Pour situer l’univers du livre, je pense aux films de John Cassavetes, à ces moments de ruptures, de crises intimes, à ces quotidiens rampants que l’on tente de fuir dans l’alcool, la transgression, les sursauts d’orgueil, tout ce qui dévie un peu notre chemin des rails lorsqu’on a, face à soi une locomotive qui fonce à vive allure.
Beaucoup de Vodka, un peu de Gin, de Scotch, et surtout des portraits taillés en phrases courtes, d’hommes et de femmes dans la tourmente, dans le renoncement, en marge. Touchants ou salauds, ces humains sont décrits dans leurs errances, dans leur chaos, et les nouvelles cognent en quelques pages.
Elles ne s’adressent pas à tout le monde. J’ai pensé à Fante, et à Djian pour cette rage mêlé de tendresse, à Carver pour ce sens du détail, à Bukowski un peu aussi, et à quelques autres auteurs américains que j’apprécie grandement. Oui, le style de Joseph Incardona m’en a rappelé d’autres. Son premier roman, Le cul entre deux chaises est un hommage clamé à John Fante. On sent que l’auteur colle encore un peu à ses maîtres, mais il se dégage de ce recueil une grande puissance narrative et une économie de moyens qui laissent penser que Joseph Incardona ne devrait pas tarder à sortir du lot. Il a déjà sa propre musique, et les accords sonnent parfaitement à mes oreilles.

Vous croiserez une hôtesse de l’air qui se fond dans la foule anonyme, un boxeur tout droit sorti de pulp fiction, une rousse entre deux âges et son voisin émotif, un fils de pute et sa mère dans un étrange échange, des flics, des transporteurs de fond, un gamin qui arrive dans son nouvel HLM, bref… Entre noir franchement polar et quotidien brisé, Incardona s’intéresse aux planchers des bars, à ceux qui trébuchent, qui s’effondrent, qui se reflètent dans le fond des verres, qui voudraient jouir encore avant de mourir et leur regard est porté vers le ciel, vers le ciel des bars.

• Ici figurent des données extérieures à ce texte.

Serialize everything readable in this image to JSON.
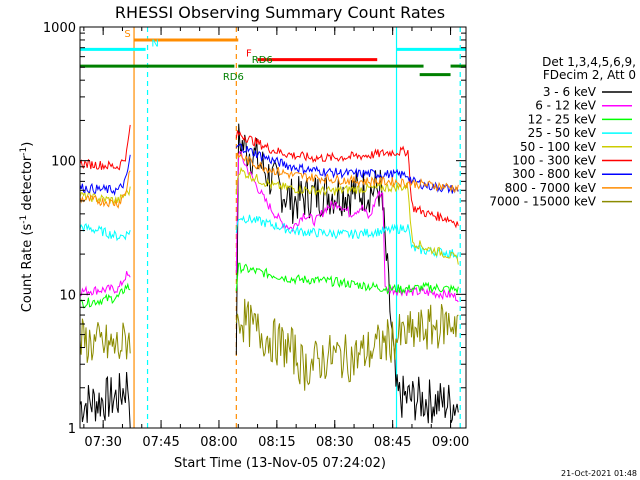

Dans l'édition grand format, une très belle couverture vient agrémenter l’ensemble. C’est chez Delphine Montalant, une éditrice aux choix pertinents qui a vu passer dans sa maison quelques auteurs devenus grands.

N’attendez pas que l’auteur explose, si vous aimez les textes secs, nerveux et la description juste d’une humanité en plein désarroi, achetez ce livre, vous m’en direz des nouvelles…

Florent

Il effleura son bras. Elle tressaillit. Sur son lit de mort, elle se souviendrait encore de ses petites mains qui serraient son doigt lorsqu’il avait commencé à marcher.
Il se leva :
- Je vais me coucher
- Petit déjeuner en tête à tête ? proposa-t-elle.
- Super.
Elle le regarda, suspendu sur le temps, entre l’ombre et la lumière :
- Comment elle s’appelle ?
- Tu veux parler de Mélodie ?
Elle se mordit la lèvre pour ne pas sourire, lui prit la main, l’embrassa. Mélodie !... Merde, alors !
- Bonne nuit, Marc
Elle le regarda sortir de la cuisine en traînant ses tennis sur le carrelage. Son visage s’assombrit. Mélodie, petite salope.
Fatiguée, elle se débarassa de ses chaussures, déroula ses bas. Elle dégrafa son soutien-gorge, libéra sa poitrine qui s’affaissait chaque jour davantage. Personne n’aurait pu comprendre. Elle avait donné ce sein à son fils et à des milliers d’inconnus. Ses seins comme deux cailloux fatigués, polis par la paume du temps.
Le niveau de la flasque avait sacrément baissé mais il y avait d’autres bouteilles dans le placard. Plein d’autres.